昭和時代の一番大きな出来事は太平洋戦争で日本が徹底的に負け、全国がアメリカに占領されたことです。それは日本の歴史開闢以来の大事件でした。アメリカの連合国は東京にマッカーサー指揮による総司令部(GHQ)を設置して日本の根本的な改革を実行したのです。
改革の柱は1945年10月に発表された「五大改革政策」でした。
まずGHQは1945年10月4日に治安維持法の廃止、政治犯釈放、天皇批判の自由などを内容とする自由制限撤廃指令を東久邇宮稔彦内閣につきつけます。しかし東久邇宮内閣は実行不能として総辞職してしまったのです。
そこでGHQは10月11日に次の幣原喜重郎首相に「五大改革政策」の推進を命令したのです。
この日,GHQはポツダム宣言に基づき日本国民は今後「思想の自由,言論の自由及び宗教の自由を抑圧するあらゆる統制から解放されねばならない。」という見解を表明したのです。
GHQが命令した五大改革の内容は次の5つでした。
①婦人への選挙権賦与による日本婦人の解放。
②労働者を搾取と酷使より保護するため労働組合の結成を推進する。
③旧学校制度によるエリート教育を一切廃止し、新教育制度で教育の大衆化と自由化をする。

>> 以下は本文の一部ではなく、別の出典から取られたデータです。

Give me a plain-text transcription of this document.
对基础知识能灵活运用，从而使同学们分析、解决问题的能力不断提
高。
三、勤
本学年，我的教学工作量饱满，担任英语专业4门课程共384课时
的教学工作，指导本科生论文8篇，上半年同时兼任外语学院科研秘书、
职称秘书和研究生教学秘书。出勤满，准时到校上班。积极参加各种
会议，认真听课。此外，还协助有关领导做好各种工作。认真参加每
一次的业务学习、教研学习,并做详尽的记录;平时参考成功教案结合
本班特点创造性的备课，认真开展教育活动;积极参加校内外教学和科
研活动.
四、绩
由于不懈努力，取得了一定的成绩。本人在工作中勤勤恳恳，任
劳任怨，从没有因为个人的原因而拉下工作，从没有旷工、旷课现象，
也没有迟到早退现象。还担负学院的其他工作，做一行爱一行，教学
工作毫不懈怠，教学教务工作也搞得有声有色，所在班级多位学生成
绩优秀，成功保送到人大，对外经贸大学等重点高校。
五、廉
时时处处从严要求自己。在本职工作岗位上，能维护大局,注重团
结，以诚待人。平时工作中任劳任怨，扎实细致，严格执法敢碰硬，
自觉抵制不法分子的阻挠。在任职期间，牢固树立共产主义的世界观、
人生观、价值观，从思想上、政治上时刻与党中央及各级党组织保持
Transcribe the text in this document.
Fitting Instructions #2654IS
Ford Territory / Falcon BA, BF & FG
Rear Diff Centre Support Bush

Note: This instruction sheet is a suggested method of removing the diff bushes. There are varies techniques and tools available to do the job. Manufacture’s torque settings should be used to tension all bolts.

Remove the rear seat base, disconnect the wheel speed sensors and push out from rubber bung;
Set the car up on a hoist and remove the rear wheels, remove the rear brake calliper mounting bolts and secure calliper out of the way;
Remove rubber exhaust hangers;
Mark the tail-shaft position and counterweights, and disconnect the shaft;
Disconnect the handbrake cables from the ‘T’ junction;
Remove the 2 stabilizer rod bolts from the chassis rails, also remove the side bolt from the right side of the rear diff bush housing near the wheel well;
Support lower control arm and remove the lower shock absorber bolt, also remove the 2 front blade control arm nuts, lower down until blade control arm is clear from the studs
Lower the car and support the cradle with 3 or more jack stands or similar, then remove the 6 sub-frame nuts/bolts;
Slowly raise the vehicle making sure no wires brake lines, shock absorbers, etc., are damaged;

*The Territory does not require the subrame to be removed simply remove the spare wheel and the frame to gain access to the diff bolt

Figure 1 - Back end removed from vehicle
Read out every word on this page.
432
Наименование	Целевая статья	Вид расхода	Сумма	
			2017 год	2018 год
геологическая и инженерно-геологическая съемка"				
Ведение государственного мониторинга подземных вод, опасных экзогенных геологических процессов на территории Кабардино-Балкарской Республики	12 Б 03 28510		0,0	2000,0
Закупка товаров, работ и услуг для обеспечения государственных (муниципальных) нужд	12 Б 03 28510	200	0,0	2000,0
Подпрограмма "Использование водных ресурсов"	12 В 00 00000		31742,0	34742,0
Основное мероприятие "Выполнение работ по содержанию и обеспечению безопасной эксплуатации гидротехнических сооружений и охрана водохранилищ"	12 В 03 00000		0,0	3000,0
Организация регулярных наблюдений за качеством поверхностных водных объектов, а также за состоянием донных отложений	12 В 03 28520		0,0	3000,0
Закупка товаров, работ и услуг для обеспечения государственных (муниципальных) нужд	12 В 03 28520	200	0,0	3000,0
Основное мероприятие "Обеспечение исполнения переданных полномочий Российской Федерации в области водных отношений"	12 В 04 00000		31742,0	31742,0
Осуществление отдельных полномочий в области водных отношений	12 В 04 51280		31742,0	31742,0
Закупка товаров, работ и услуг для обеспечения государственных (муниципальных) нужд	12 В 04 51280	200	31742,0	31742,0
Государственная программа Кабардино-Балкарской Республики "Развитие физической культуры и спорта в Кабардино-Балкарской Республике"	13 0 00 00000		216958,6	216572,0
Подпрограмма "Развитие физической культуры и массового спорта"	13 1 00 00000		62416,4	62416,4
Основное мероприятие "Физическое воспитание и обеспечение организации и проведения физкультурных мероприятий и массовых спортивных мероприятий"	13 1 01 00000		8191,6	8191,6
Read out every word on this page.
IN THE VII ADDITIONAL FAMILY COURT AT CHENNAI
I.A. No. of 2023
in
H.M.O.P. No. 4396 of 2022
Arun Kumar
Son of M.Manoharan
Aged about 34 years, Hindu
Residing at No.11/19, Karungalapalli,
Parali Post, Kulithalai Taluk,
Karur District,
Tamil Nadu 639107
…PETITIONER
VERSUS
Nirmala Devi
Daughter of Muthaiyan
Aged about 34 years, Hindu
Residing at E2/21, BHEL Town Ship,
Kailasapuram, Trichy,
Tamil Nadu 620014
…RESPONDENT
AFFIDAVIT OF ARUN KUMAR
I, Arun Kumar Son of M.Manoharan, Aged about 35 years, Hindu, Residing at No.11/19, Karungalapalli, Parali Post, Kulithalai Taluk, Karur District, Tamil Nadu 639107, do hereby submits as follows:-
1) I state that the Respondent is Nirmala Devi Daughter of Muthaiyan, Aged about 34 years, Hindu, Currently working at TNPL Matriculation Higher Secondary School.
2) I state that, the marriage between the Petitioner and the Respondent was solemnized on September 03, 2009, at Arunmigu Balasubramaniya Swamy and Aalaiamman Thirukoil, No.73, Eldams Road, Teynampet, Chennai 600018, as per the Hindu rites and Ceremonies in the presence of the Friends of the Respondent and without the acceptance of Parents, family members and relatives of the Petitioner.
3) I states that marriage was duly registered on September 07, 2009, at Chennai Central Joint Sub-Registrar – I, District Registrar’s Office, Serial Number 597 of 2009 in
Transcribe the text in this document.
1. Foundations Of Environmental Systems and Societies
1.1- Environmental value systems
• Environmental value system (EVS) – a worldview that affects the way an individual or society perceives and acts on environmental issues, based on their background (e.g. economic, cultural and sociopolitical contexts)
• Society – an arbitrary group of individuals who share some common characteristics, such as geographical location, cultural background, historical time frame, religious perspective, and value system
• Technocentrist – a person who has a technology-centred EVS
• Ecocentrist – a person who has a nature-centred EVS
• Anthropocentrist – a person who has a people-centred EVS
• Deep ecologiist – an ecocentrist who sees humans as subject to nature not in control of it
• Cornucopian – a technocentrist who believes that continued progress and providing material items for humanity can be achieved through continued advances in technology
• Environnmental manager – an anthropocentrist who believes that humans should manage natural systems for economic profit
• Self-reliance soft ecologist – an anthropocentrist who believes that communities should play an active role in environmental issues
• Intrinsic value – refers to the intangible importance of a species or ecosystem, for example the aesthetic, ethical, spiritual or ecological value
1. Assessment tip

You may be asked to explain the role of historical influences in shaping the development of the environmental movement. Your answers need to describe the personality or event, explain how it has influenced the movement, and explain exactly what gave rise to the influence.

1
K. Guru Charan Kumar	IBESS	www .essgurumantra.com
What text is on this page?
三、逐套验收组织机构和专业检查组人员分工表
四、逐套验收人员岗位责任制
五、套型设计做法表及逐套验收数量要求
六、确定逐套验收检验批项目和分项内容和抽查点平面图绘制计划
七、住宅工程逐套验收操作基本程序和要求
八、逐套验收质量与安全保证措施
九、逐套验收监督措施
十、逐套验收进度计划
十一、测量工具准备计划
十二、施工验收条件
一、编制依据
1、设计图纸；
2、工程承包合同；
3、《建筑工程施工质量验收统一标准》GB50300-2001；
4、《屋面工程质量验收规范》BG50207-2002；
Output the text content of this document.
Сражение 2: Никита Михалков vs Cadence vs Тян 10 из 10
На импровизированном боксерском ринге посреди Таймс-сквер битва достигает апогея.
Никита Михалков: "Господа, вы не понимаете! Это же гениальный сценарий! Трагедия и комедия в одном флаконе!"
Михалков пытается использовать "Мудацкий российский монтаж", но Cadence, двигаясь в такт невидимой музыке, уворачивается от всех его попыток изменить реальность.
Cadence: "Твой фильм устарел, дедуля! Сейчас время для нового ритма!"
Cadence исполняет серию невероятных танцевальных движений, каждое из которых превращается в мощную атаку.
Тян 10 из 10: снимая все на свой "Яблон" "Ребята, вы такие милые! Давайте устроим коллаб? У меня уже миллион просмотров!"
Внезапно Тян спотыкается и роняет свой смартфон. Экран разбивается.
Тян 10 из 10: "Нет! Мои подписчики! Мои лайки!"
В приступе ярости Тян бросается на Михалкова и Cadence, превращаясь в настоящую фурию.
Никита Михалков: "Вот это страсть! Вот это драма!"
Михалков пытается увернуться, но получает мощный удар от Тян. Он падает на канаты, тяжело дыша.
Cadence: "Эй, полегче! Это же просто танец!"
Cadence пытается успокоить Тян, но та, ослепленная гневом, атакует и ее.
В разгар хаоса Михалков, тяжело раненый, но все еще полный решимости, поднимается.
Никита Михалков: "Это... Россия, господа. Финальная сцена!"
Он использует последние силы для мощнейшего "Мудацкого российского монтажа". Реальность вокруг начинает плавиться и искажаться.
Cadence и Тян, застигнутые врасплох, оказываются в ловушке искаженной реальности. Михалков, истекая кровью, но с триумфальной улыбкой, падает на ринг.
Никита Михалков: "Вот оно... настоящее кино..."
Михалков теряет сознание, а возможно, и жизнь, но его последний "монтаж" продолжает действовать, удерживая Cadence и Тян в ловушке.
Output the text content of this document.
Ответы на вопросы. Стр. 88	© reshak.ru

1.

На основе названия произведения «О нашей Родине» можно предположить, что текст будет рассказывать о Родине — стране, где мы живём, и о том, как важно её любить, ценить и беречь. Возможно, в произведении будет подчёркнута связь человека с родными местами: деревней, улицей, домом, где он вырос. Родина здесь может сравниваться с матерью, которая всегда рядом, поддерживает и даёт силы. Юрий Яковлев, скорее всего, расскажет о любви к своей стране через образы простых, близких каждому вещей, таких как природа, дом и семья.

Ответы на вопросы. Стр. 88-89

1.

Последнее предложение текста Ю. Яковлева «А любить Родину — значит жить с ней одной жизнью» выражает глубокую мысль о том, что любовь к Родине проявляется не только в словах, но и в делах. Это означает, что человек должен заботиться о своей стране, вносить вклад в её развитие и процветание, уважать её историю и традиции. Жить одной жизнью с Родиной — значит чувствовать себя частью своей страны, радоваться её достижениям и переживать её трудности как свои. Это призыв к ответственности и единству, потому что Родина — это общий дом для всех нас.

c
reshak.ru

④特高や秘密検察など国民を恐怖に曝す諸制度の撤廃と司法の民主化。
⑤農地改革による小作農の解放と財閥解体による経済の民主化。
この指令は戦後改革の出発点となり、これに従って日本の非軍事化と民主化の政策が急速に実行されていったのです。
以上5つの改革を現在もう一度見てみると戦前の日本には自由と民主主義が無く実に暗い社会だっと思いだされます。
ここで旧学校制度の廃止と小作農の解放に関して私が直接体験したことを書きます。
終戦の時私は国民学校の3年生でした。しばらくして天皇陛下と皇后陛下の写真への敬礼が廃止になりました。教育勅語を祀って保管している奉安殿が取り壊されました。教科書の軍事教育的な文章が多数墨で黒々と消されてました。国民学校の看板が小学校に変わりました。
小学校を卒業して出来たばかりの新制中学へ入学しました。制度が出来ましたが校舎がありません。隣町の大きな小学校の空いた教室に間借りしました。机も椅子も無くミカン箱を机にして板の床に座って授業を受けました。
1年後に新校舎が完成し引っ越した時は本当に嬉しかったものです。
さて次に小作農に関して直接見たことを書きます。家内の祖父は地主でした。あれは1960年代で戦後から15年も経っている頃でした。昔の小作農の人が作った野菜を持って家内の祖父のところへ農地を貰ったお礼に毎年来ます。何気無く見ていると昔の小作農の人が庭に跪いているのです。昔の地主は縁側の上に座って昔の小作農の人を見下ろしているのです。こんな光景を何度か見ました。私は地主と小作の身分の違いに衝撃をうけました。同時に優しかった地主を慕う小作の人の心の美しさに感銘を受けました。
このようにGHQが命令した五大改革は個人の生活へも直接影響を与えたのです。
それにしてもマッカ-サーは明治維新以来の日本の富国強兵政策を徹底的に壊滅したものです。
写真は以上のGHQが命令した五大改革に関連したものです。
それはそれとして、今日も皆様のご健康と平和をお祈りいたします。後藤和弘(藤山杜人)
1番目の写真は1945年(昭和20年)9月27日の昭和天皇とダグラス・マッカーサーの会見の時の写真です。
2番目の写真は1945年(昭和20年)9月2日の降伏文書に正式に調印した時の写真です。
日本政府代表は東京湾の横須賀沖に浮かぶ戦艦ミズーリの船上で、イギリス、オーストラリア、アメリカ、オランダ、中華民国、ソ連ら連合国との間で降伏文書に正式に調印したのです。
3番目の写真は戦後日本に権力をふるったGHQが入った第一生命相互ビルです。昭和26年、東京の日比谷で撮ったものです。